The second clue to how naïve I had been in my judgment of Beck came a few years later, after the Times launched a video obituary project. I loved the idea: older, prominent people went on camera, talking about their life and contributions, for posthumous release. (In one, the humorist and columnist Art Buchwald barked, “If you’re watching this, I’m dead!”)
I thought Beck would be perfect. His life and work had had a heroic element, after all, given that he had bucked a then-entrenched Freudian establishment. Freudian analysis is a guild, and its defenders were and are particularly adept at firing arrows precisely where they’ll draw the most blood. Beck had worked for years, well into his 40s, in relative obscurity, with few but his wife, Phyllis, believing in and listening to him. When he was confident enough to publicly described his therapeutic approach, he was met with scorn. His perceived betrayal was hung around his neck, as some kind of character flaw. Some analysts suggested that he was “not well analyzed,” the ultimate insider’s put-down, suggesting he was not competent to help others because he didn’t fully know himself through analysis.
That would be a great story, I thought, and in 2009, back on good terms again, I wrote to him, proposing that he sit for a video obit. He was approaching 90 at the time; surely he had to be thinking about his legacy. Again, he didn’t respond. I waited, for months, assuming he was thinking about it. Nothing. Then I tried again, this time speaking with his assistant and making sure he got the message. Again, no reply.
I began worrying about his health. He was in a wheelchair, and I knew he was not going into the office very often, if at all. I decided to call Martin Seligman, a longtime colleague at the University of Pennsylvania, and ask him what was going on.

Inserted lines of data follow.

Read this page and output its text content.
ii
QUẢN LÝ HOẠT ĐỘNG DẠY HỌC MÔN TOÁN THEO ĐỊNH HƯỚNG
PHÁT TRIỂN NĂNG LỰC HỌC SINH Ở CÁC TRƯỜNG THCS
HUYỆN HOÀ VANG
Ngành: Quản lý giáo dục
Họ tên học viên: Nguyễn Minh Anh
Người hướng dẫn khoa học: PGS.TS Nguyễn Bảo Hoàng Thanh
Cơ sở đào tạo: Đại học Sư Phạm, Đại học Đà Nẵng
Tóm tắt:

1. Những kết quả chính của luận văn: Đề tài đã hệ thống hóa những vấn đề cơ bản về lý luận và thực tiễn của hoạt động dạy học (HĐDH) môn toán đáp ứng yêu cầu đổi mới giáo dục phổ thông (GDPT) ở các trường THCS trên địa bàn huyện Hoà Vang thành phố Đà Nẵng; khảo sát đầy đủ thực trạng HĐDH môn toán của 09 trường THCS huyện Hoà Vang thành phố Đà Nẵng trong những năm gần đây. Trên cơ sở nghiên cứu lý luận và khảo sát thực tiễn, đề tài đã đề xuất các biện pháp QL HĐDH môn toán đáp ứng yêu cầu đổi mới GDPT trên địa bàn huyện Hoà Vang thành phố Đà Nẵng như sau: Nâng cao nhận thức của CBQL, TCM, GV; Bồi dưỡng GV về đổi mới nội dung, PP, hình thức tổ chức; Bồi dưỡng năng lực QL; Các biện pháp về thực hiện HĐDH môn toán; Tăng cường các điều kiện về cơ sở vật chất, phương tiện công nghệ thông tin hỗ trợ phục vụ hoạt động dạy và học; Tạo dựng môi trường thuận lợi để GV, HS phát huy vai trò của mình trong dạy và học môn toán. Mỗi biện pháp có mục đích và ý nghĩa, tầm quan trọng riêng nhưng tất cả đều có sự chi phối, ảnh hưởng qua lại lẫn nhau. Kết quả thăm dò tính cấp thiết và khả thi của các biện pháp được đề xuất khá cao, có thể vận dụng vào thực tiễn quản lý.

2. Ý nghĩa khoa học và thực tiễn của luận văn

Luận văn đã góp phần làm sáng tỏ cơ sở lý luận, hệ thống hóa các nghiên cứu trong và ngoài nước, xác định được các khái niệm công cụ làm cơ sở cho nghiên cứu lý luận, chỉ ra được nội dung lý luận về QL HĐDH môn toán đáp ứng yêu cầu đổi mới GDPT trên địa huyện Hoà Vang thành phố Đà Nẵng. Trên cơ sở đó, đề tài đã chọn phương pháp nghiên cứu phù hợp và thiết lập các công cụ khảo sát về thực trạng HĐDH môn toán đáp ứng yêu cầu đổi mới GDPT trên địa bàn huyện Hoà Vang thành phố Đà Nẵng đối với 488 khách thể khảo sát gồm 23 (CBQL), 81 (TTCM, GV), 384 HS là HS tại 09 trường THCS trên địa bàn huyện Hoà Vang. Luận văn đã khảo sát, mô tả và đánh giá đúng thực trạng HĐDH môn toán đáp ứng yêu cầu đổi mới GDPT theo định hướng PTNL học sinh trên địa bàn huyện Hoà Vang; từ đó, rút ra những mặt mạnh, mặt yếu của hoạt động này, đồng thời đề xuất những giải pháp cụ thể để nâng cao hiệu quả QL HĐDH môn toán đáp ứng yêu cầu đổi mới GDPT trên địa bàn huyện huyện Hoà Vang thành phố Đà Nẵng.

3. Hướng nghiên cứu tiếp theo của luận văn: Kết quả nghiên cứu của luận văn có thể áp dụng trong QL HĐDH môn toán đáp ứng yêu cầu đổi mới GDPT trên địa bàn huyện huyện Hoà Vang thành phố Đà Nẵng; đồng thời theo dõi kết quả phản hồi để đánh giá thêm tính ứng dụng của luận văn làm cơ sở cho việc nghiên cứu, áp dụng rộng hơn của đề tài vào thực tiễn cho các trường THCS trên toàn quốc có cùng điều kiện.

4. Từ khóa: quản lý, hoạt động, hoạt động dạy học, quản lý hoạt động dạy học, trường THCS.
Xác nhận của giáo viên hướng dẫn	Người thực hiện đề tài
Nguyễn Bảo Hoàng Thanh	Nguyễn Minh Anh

Beck was fine, Seligman said. Still doing great work. “In fact, I have lunch with him once a month, near where he lives. Do you want to join us next month?”
So it was that I sat down with Beck and Seligman at a deli in suburban Philadelphia. We talked, over sandwiches and sodas, Beck softly relating how he’d launched a project to use CBT to help older people with late-stage schizophrenia (almost no one does this), and people battling drug addiction and suicidal urges (ditto).
Seligman, trying gamely to assist me, kept prompting his friend to reminisce, to philosophize, to reflect on his life. That is, until Beck lifted his head – and glared, first at Seligman, then at me. He wasn’t going along with the program. He wasn’t dying. He was alive.
Startled, Seligman put his hand on the table and said the equivalent of, “So how about those Phillies. You think they’ll make the playoffs?”
Beck went silent. The lunch was over. And there it was again – the fury, the hard eyes. All those years in the cold. All those years, with only Phyllis believing in him, both uncertain whether the work would come to anything. And then, on top of it, the insults and mockery he endured later.
That kind of exclusion can make a person embittered, defeated – or implacable. Beneath the quiet warmth, Aaron Beck was ready to go to war, for all the others who’d endured some of what he must have.